Ambiguity Can Be Your Friend

Six months ago, I took on a new role at Microsoft.  I haven't written a blog entry in a while because of all the work I was doing in my new role.  I spent 10 weeks as an individual contributor before building a new team and it was a really fascinating time for me as I worked to understand the project that was assigned to me.  Was the project well-defined?  No.  Did I know my priorities?  No.  Did I have a team with some history to extrapolate from to figure out my course of action?  No.  I had one simple and general mission statement "make our customers happier".  Now go get it done.  Years ago, I would have considered this a daunting task.  Not because the space to figure this out is large or complex (although it is), but because it is vague and ambiguous.  Engineers typically don't like ambiguity.  If things aren't defined, then our priority is to go and define them.  How else do we build things?  You can't build something you can't define.  Well, actually you can, but you won't be called an engineer if you do that, you will be called an artist.

Ambiguity is a useful tool if you know how to handle it.  If allowed to reign over your efforts for too long, your efforts will dissolve because no impact occurred.  Things just stayed ambiguous too long so eventually, as engineers, you find a new route, a way to avoid the ambiguity to get to some final result.  The unfortunate consequence of this drive for results is that if you allow ambiguity to not have it's time in the spotlight, you miss that deeply-buried idea that only presents itself in the final hours of your ability to hold on to ambiguity.  So, what I'm getting at is that ambiguity can be your friend, it can be your freedom to be creative and to generate a better solution than you ever could if you rushed into definitions and priorities.  It takes a lot of practice to skillfully master the correct timing around keeping ambiguity in your work in order to produce the best result you can.

As engineers, we want to drive for results, and we absolutely should.  But if you want to get to that next level of engineering discipline, the one where you solve problems other people would turn away from, you need to embrace ambiguity like it is your best friend.  You need to settle into it and let it surround you.  It allows you to think out-of-the-box and consider ideas you couldn't if you already had all the rules and definitions in place.  And when you let ambiguity be your friend, you can feel better about erasing all those ideas and trying again if they just didn't seem right.  On the spectrum, if you go from extremely ambiguous to very ambiguous, back to extremely ambiguous so that you can rethink your ideas, is it really that bad?

Many people that go to work every day want to accomplish something so they can feel satisfied when they head home and know that their time was well spent.  But what happens if your time was only spent, but maybe not well because what you accomplished didn't meet the mission of your job?  What if your team hasn't taken the time to truly think through what the end result should be and the best way to get there?  Sometimes the knee jerk solution wins because it gets people doing work and moving forward.  Is moving forward in the wrong direction still satisfying?

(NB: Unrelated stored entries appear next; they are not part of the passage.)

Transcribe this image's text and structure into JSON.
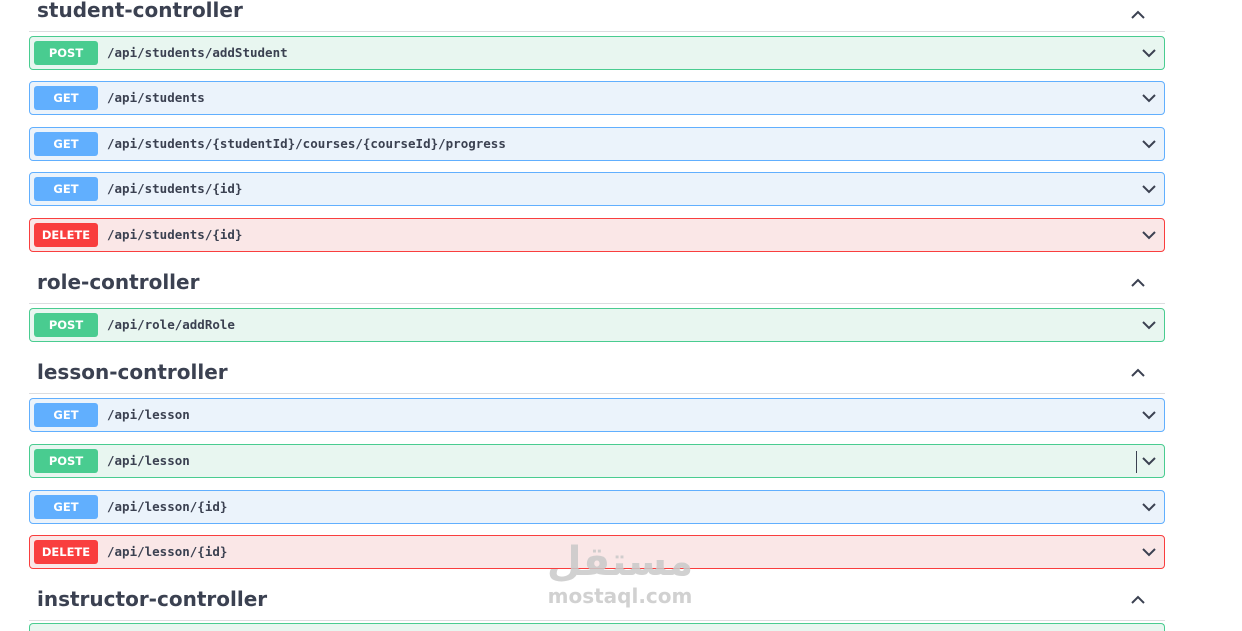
{
  "sections": [
    {
      "title": "student-controller",
      "operations": [
        {
          "method": "POST",
          "path": "/api/students/addStudent"
        },
        {
          "method": "GET",
          "path": "/api/students"
        },
        {
          "method": "GET",
          "path": "/api/students/{studentId}/courses/{courseId}/progress"
        },
        {
          "method": "GET",
          "path": "/api/students/{id}"
        },
        {
          "method": "DELETE",
          "path": "/api/students/{id}"
        }
      ]
    },
    {
      "title": "role-controller",
      "operations": [
        {
          "method": "POST",
          "path": "/api/role/addRole"
        }
      ]
    },
    {
      "title": "lesson-controller",
      "operations": [
        {
          "method": "GET",
          "path": "/api/lesson"
        },
        {
          "method": "POST",
          "path": "/api/lesson"
        },
        {
          "method": "GET",
          "path": "/api/lesson/{id}"
        },
        {
          "method": "DELETE",
          "path": "/api/lesson/{id}"
        }
      ]
    },
    {
      "title": "instructor-controller",
      "operations": []
    }
  ],
  "watermark": {
    "arabic": "مستقل",
    "latin": "mostaql.com"
  },
  "colors": {
    "post": "#49cc90",
    "get": "#61affe",
    "delete": "#f93e3e",
    "text": "#3b4151"
  },
  "icons": {
    "section_toggle": "chevron-up-icon",
    "operation_toggle": "chevron-down-icon"
  }
}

Now, if you are interested in stepping up and managing ambiguity, let's make sure you can identify it correctly.  Or let's make sure you know what it is not.  Confusion is not ambiguity.  Confusion may accompany ambiguity depending on the perspective of the person looking at the problem you are trying to solve.  I am currently a software engineering manager working in a quality org acting as a program manager most of the time.  To some people around me, that seems very confusing.  To me, it's ambiguity that allows me to cross boundaries into each discipline to work on what needs to get done to meet my original mission.  But I still must manage the confusion that others have based on their perspective.  Confusion is the experience others have when trying to make sense of the ambiguity.  Showing no results or doing no work in your job is not the same as having ambiguity.  Yes, you can still accomplish things and go home feeling satisfied while managing ambiguity.  But if you accomplish nothing throughout the day and chalk it up to ambiguity, you're missing the point.  Ambiguity shouldn't be an excuse for inactivity.  Ambiguity brings freedom and active creativity.  If you are inactive when ambiguity is around, it will get the best of you.  And your efforts, no matter how small, will dissolve.

You need to have confidence in your ability to manage ambiguity if you want to use it as a tool to drive creativity and move a project forward.  You must know when to let it loose and when to start cinching it down.  You should determine what parts of your project can keep some ambiguity longer while other parts may need to get clarity much faster.  You do need to drive to clarity at some point across your whole project.  That's the only way you will get something delivered.  At some point, all the ambiguity needs to be gone, like puddles evaporating in the hot sun.  And you are left with your very solid, concrete deliverable that contains a ton of creativity and is the correct solution because you let ambiguity stay just long enough to see the positive benefits of it.  So, let ambiguity be your friend and don't force it away too quickly with structure and results or you may just miss out on an awesome creative solution.